On the sidelines of the Dubrovnik Forum, he declared the government in Podgorica "the third government of the Church of Serbia", stressing that Montenegro is "more than ever" dependent on Belgrade and the "Serbian-Russian world in the worst sense" of that term, Hina agency reports.
The President of the Parliament of Montenegro, Andrija Mandić, suggested that the proposed resolution on the genocide in Jasenovac be included in the agenda today.
Krivokapić believes that Podgorica is thereby "doing a dirty job for the Serbian will", stressing that Montenegro did not pass a resolution on the Serbian annexation of Montenegro, on the Christmas uprising which "in proportion to the population had many times more victims than Croatia in the Homeland War", nor on the escape of the Serbian army while Montenegro "guarded its back at Mojkovac", whereby Serbia "destroyed the statehood of Montenegro".
"Instead of those resolutions, we adopt the resolution on Jasenovac" and it is clear that this is a way to open a new front with Croatia at the wish of Serbian President Aleksandar Vučić, under whose rule Serbia did not adopt such a document.

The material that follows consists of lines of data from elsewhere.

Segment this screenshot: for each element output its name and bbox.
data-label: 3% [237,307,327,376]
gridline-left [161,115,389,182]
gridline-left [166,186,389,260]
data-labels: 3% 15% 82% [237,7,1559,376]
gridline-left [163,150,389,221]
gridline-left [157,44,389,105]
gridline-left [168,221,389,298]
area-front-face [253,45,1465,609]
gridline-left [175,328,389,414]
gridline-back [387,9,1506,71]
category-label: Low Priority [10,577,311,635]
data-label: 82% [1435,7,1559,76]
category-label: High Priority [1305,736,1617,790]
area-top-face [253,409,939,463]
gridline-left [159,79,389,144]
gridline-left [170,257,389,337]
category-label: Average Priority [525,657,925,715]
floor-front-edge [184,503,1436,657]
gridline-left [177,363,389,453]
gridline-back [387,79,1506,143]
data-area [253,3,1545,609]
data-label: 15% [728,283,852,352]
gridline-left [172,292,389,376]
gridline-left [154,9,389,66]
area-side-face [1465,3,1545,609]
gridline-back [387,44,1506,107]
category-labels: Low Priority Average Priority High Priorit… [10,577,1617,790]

The current government in Belgrade is "committing the biggest robbery of Serbia" in the history of that country, Krivokapić emphasized.
"Unrest in the region is being exported in order to continue the great robbery of Serbia" and the region, Krivokapić pointed out.
During a recent visit to Tivat, the Croatian Minister of Foreign and European Affairs, Gordan Grlić Radman, said that the resolution on Jasenovac was unacceptable and meaningless to Zagreb, and pointed out that "Montenegro should face its own history, if it is inclined to resolutions".
The draft resolution states, among other things, that Serbs, Jews, Roma, Croats and other peoples were tortured and killed in the camp in Jasenovac from 1941 to 1945. It is proposed that April 22, when the camp was disbanded in 1945, become the "Jasenovac Genocide Remembrance Day" that would be celebrated in Montenegro every year.
With its adoption, the populist "Europe Now Movement" of Prime Minister Milojko Spajić should appease and satisfy the pro-Russian and pro-Serb part of the ruling structure in Montenegro, after his government supported the Resolution on Srebrenica in the UN. And his representatives signed the resolution.
They say to the proponents that they are united in condemning all crimes on the soil of Montenegro and the former Yugoslavia, stressing that responsibility can be exclusively individual and that no nation can be considered genocidal or criminal.
In the proposed Resolution on Jasenovac, it was also stated that "the Assembly of Montenegro condemns any denial of the genocide in Jasenovac and calls for the preservation of the memory of those tragic events through educational programs and activities that will prevent any form of revisionism".
The adoption of the Resolution requires the support of 41 representatives out of a total of 81 in the parliament.